AnwohnerparkenParkplätze bleiben für Anwohner in Bonn rar und werden teurer
Die Wolfstraße ist typisch für den Mikrokosmos der Bonner Nordstadt. Sie hat keine Durchgangsfunktion. In den 65 Häusern zwischen Heerstraße und Breite Straße dominieren Wohnungen. Aber es haben sich auch ein Unternehmen zur IT-Betreuung, ein Internet-Startup für Online-Kunstkurse, mehrere Handwerker, eine Autowerkstatt und sechs Gaststätten angesiedelt. Einzelne Wirte haben Sitzmöbel auf frühere Parkplätze gestellt. Die Straßenränder teilen sich Fußgänger mit Mülltonnen, angeketteten Fahrrädern, einigen Baumscheiben und parkenden Autos.

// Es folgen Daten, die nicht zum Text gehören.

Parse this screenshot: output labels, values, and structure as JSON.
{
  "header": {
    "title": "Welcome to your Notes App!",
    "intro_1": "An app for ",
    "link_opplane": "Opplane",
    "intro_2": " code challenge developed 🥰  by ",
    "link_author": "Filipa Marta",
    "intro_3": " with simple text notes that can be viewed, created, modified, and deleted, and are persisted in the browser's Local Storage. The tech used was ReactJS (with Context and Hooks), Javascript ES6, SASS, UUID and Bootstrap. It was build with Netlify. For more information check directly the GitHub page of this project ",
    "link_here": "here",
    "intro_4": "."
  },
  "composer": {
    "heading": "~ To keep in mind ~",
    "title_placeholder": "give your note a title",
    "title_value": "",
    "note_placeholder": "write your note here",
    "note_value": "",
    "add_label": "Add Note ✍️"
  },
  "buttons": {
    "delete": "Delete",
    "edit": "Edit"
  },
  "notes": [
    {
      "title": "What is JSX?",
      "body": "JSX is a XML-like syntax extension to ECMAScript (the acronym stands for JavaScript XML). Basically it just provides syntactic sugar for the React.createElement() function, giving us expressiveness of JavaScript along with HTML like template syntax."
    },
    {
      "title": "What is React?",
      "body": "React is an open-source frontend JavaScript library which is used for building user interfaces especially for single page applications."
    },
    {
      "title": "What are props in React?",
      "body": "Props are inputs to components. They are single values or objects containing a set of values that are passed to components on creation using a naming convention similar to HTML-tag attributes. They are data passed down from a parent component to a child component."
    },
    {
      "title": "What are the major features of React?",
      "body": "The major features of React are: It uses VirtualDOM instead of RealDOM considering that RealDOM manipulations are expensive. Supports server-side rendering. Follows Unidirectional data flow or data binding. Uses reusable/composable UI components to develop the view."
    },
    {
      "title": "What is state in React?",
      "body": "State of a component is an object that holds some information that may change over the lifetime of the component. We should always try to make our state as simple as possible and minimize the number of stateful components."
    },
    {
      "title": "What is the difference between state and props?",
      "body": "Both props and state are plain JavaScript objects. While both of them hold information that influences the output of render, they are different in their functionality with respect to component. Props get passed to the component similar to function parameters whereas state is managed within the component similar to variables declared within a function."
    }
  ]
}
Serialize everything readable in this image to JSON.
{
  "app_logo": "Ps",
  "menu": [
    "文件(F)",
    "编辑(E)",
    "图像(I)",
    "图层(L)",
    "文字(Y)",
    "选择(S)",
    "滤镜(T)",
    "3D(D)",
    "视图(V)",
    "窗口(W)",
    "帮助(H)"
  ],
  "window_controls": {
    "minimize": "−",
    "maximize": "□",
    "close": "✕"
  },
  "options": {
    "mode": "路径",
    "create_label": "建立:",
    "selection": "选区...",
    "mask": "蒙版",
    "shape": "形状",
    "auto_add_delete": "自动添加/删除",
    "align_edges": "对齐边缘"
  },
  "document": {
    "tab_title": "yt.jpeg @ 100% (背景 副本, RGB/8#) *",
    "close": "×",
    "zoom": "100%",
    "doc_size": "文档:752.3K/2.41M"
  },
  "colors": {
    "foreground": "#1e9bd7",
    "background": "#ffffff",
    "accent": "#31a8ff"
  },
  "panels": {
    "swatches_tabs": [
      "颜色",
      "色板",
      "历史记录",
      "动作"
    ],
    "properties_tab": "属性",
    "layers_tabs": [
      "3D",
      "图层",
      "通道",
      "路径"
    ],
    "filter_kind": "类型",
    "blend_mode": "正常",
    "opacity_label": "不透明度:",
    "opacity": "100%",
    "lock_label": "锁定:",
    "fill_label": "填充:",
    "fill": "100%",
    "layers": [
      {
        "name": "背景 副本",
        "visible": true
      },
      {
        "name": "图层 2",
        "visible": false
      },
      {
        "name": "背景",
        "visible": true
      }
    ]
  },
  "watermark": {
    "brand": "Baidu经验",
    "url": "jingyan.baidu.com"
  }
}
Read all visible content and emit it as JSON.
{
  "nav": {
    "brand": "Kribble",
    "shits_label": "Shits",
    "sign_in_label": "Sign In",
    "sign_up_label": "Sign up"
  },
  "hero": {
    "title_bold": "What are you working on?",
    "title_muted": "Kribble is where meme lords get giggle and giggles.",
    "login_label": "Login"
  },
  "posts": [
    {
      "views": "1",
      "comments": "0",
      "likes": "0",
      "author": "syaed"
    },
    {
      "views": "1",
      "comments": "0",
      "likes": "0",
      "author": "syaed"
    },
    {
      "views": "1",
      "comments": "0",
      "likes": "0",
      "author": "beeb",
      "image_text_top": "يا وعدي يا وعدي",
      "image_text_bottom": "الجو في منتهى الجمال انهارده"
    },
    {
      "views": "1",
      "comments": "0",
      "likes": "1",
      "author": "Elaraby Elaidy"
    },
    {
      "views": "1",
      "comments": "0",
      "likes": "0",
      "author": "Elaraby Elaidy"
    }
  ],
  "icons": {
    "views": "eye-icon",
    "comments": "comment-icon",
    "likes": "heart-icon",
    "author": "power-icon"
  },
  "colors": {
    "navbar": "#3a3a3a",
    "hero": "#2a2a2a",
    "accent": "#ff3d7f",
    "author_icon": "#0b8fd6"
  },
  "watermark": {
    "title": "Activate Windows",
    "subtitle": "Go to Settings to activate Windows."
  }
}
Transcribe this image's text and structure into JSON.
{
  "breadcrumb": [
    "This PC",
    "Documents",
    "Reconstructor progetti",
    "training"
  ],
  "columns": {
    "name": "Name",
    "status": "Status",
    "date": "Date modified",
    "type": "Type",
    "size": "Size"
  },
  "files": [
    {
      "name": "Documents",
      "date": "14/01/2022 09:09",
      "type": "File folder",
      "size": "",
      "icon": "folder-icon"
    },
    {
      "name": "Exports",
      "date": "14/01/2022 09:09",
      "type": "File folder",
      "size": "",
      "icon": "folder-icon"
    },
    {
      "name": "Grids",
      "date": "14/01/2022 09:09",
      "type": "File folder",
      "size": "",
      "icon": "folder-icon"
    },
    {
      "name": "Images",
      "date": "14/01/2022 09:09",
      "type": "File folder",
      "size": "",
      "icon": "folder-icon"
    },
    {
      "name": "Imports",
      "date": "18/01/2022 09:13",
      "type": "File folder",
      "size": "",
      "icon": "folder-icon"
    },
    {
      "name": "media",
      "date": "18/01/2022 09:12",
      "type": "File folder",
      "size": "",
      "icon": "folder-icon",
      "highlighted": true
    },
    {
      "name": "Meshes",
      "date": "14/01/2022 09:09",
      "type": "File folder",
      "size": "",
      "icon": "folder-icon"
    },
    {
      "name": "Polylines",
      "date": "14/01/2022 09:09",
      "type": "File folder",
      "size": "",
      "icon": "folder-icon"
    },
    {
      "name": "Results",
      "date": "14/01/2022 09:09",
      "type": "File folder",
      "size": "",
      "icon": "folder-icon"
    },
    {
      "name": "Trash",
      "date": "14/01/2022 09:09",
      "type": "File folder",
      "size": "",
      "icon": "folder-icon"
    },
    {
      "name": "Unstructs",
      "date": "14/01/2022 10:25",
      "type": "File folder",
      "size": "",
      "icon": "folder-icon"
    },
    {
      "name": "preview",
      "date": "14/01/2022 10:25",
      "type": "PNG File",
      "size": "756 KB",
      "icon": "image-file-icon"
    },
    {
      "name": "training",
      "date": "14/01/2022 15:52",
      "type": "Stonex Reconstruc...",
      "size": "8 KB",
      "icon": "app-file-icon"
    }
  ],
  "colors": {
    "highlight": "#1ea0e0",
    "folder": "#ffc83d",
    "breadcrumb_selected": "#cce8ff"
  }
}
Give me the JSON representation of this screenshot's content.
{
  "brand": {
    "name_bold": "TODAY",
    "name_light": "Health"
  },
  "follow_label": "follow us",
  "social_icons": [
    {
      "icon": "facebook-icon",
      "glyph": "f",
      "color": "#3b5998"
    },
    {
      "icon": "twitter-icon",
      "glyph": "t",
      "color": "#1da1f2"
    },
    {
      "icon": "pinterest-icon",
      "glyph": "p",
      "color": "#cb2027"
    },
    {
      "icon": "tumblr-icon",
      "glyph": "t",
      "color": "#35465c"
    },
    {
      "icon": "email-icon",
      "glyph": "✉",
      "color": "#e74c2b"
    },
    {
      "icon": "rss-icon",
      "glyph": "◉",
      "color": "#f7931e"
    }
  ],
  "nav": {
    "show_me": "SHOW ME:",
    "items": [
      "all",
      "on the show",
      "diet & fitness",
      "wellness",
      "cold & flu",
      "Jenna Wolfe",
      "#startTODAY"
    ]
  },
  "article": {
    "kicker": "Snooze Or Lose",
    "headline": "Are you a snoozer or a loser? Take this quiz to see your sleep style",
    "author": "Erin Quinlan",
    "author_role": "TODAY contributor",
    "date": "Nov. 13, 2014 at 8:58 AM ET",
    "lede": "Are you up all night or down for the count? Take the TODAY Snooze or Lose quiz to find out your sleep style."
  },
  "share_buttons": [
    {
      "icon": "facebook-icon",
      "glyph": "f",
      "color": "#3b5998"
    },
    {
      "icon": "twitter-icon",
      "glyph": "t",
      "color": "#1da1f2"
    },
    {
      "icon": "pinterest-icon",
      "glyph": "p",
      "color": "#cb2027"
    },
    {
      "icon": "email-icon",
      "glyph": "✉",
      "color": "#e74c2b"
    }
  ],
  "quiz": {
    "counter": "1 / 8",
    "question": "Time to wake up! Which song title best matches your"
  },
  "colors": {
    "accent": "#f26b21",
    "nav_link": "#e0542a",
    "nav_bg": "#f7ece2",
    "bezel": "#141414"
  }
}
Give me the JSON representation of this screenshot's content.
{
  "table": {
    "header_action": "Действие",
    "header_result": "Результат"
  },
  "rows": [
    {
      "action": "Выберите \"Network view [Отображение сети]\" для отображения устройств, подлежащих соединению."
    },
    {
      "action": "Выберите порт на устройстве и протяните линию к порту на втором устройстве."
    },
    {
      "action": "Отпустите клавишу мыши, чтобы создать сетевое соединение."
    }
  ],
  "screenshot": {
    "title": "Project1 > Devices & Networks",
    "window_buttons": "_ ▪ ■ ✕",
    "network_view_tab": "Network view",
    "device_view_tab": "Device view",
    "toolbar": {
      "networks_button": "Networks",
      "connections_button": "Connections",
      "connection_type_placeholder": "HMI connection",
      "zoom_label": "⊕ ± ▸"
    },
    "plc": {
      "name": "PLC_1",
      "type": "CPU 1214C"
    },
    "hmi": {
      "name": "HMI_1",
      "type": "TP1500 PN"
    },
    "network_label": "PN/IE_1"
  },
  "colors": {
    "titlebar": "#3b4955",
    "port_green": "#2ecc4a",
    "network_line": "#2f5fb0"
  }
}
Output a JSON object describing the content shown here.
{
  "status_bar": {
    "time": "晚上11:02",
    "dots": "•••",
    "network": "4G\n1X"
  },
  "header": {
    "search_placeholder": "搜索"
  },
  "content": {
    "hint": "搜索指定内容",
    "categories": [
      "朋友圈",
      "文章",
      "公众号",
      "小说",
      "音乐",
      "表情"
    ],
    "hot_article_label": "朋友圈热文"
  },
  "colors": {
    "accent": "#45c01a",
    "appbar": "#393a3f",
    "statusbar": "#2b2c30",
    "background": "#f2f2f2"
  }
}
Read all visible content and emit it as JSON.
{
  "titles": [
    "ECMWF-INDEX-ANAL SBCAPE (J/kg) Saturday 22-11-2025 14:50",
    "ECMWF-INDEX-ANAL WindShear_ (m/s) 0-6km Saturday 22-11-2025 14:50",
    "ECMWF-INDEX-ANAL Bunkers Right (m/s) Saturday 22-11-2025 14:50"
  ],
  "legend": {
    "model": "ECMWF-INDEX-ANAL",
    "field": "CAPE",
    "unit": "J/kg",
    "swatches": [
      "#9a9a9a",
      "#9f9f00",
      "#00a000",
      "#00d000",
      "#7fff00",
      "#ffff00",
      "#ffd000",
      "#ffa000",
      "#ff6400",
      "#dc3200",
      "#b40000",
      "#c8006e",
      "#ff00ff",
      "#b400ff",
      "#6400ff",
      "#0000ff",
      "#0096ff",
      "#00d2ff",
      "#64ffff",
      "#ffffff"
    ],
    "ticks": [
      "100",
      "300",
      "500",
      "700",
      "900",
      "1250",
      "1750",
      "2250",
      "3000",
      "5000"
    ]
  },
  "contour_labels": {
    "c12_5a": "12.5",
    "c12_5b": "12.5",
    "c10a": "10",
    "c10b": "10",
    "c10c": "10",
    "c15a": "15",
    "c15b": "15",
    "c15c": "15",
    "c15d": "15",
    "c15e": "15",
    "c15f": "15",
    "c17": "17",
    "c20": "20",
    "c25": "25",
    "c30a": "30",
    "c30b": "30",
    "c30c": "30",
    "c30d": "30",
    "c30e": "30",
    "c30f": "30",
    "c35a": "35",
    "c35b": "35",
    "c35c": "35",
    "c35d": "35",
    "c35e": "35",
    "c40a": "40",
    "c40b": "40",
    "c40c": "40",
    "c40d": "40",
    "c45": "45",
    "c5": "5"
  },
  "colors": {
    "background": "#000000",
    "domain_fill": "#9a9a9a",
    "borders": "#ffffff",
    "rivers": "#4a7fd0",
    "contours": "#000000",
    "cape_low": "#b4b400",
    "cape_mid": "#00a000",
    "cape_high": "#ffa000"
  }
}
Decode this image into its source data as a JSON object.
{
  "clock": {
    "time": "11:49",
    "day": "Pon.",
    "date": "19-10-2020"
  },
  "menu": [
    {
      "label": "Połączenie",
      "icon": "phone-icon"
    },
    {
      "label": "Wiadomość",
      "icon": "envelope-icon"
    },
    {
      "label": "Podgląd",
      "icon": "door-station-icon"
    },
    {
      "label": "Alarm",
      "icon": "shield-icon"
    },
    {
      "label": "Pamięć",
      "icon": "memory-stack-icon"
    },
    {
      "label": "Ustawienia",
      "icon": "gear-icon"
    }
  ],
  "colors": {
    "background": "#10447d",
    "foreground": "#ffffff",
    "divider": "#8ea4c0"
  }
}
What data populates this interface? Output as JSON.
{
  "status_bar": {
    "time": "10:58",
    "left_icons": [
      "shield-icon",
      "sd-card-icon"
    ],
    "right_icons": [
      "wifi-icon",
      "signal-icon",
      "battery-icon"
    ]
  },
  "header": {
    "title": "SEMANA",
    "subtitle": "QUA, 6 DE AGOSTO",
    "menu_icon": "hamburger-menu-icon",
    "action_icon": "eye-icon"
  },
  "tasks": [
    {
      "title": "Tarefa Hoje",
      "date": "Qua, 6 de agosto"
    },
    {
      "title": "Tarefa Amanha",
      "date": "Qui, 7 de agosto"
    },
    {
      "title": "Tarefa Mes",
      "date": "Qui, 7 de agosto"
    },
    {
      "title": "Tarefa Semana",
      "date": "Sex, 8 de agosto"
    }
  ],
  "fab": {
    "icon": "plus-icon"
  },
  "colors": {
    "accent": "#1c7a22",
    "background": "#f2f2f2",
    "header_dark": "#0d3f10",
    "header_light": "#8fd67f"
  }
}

Anfang März hat die Stadt die Preise fürs Anwohnerparken in einer zweiten Stufe angehoben – auf jetzt 360 Euro im Jahr. Einkommensschwache Inhaber eines Bonn-Ausweises bekommen den Ausweis für ein Jahr schon für 90 Euro. Ursprünglich hatte das Papier 30 Euro gekostet. Nachdem der Bund im Jahr 2020 den einheitlichen Höchstsatz von 30,70 Euro abschaffte und das Land NRW den Kommunen freie Hand gab, hatte der Stadtrat die Erhöhung beschlossen. Das Argument: Der öffentliche Straßenraum soll zu einem angemessenen Preis genutzt werden. Schließlich müssen auch Händler für ihre Auslagen oder Wirte für ihre Tische auf dem Gehsteig Gebühren zahlen.
Bonn: Weniger grüne Parkausweise
Die Anzahl grüner Parkausweise ist seit der zweiten Anhebung laut Stadtverwaltung von 5200 auf 4100 gesunken. Doch auch wenn an einem Vormittag in der letzten Ferienwoche in der Wolfstraße tatsächlich drei Parkplätze frei sind, kann ein Anwohner noch keinen verringerten Parkdruck erkennen. „Von einer echten Entlastung sehen wir hier nichts“, sagt er.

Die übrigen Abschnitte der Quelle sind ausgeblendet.